During seminary, I was blessed to have an opportunity to be in regular conversation with Lou, a Tibetan Buddhist monk. Despite our differences in beliefs, our talks were always fruitful discussions on religion, faith, and life in general. I remember one of our talks being about my struggle with prayer. Lou comforted my weary heart as he suggested that perhaps my prayers could be opened up beyond the confinements of late night bedside conversations with God.
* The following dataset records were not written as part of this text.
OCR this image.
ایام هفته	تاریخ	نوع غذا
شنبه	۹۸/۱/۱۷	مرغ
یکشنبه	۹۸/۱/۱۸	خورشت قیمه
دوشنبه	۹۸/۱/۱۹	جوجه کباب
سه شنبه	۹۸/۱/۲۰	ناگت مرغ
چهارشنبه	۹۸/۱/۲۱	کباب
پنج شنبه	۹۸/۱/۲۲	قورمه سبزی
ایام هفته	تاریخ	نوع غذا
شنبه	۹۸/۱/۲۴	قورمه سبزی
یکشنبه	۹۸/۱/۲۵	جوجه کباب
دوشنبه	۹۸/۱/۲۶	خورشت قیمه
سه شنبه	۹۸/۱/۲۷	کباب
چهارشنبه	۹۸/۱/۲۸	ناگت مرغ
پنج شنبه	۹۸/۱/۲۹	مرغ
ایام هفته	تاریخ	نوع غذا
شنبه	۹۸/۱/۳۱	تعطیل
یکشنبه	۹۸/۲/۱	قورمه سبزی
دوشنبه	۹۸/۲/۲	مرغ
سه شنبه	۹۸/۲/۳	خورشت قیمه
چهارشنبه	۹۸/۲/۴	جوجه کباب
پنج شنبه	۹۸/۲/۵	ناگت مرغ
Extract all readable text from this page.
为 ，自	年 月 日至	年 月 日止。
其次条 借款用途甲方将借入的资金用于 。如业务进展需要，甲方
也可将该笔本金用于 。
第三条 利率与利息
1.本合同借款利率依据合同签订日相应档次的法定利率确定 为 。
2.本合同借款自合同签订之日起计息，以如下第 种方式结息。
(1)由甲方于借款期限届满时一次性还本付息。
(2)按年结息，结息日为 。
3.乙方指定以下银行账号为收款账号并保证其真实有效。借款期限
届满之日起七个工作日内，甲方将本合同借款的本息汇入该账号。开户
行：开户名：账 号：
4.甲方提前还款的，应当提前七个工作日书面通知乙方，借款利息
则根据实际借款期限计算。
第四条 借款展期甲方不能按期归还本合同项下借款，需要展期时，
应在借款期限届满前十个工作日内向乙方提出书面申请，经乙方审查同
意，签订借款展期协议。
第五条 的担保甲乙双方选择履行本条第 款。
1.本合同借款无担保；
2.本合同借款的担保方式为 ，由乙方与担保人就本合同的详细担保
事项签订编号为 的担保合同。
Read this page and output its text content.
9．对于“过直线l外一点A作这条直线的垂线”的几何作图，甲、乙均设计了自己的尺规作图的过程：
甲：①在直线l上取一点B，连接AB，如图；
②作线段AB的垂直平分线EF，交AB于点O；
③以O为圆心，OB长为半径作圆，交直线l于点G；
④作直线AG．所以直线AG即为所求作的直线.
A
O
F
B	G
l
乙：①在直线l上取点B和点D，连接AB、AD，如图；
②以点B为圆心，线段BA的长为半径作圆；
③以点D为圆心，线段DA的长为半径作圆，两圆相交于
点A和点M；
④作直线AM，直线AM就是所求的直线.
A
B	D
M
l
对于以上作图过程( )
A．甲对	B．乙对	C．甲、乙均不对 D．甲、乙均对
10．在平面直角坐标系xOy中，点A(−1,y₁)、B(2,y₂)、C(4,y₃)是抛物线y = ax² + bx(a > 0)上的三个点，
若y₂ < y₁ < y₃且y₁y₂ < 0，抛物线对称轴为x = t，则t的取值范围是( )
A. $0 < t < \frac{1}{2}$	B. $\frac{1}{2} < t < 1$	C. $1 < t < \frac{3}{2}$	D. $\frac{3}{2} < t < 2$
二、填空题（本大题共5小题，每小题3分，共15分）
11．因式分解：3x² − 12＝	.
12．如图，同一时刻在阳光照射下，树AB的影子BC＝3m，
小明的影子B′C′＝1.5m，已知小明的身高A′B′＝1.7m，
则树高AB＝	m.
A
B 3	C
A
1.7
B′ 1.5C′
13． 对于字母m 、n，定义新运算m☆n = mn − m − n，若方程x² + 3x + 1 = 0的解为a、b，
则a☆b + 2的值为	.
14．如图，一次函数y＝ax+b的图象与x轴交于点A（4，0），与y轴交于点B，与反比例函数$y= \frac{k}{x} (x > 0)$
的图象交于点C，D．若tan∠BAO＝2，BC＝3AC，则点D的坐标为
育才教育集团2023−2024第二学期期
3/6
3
Venturing beyond his own beliefs to console someone he had just met months prior, Lou helped me to consider other times, places, and activities I could use for prayer.
In our talking, the Spirit freed me from some of my captivities with prayer to the point that I began to find prayer more fulfilling during my in-between times. I found the times and places of transition in my day-to-day life great opportunities to talk with God—to voice my thoughts, emotions, hopes, and fears—to rejoice in thanks and praise, and cry out in anger and lamentation. Slowly, prayer began to take a new shape within me. It was no longer a demanding ritual that felt forced, but now a vibrant life-giving practice that felt as natural as breathing.
As I walk from one place to another, I pray for those suffering from varying diseases, that they may find healing and wholeness. Driving to the store, I pray for the leaders of nations worldwide, that they may govern with justice. Waiting for a meeting to begin, I pray for the church universal, that we all may come together as one in our proclamation of the gospel and service to the neighbor. Shoveling snow (which I haven’t done lately with this warm winter), I pray for those who are without food or shelter, that they may be nourished and taken in with love. Today, especially, as I move about in my vacation time, I pray for the family and friends of Ken, a faithful servant of the Lord who passed away yesterday. As one who struggles with what prayer looks like, I want to offer you consolation and comfort in your own prayers. There is no one right way to pray. God hears the prayers of all people—no matter how they are spoken. Whether you feel comfortable with it or you wrestle with uncertainty like me, remember to take prayer one step at a time.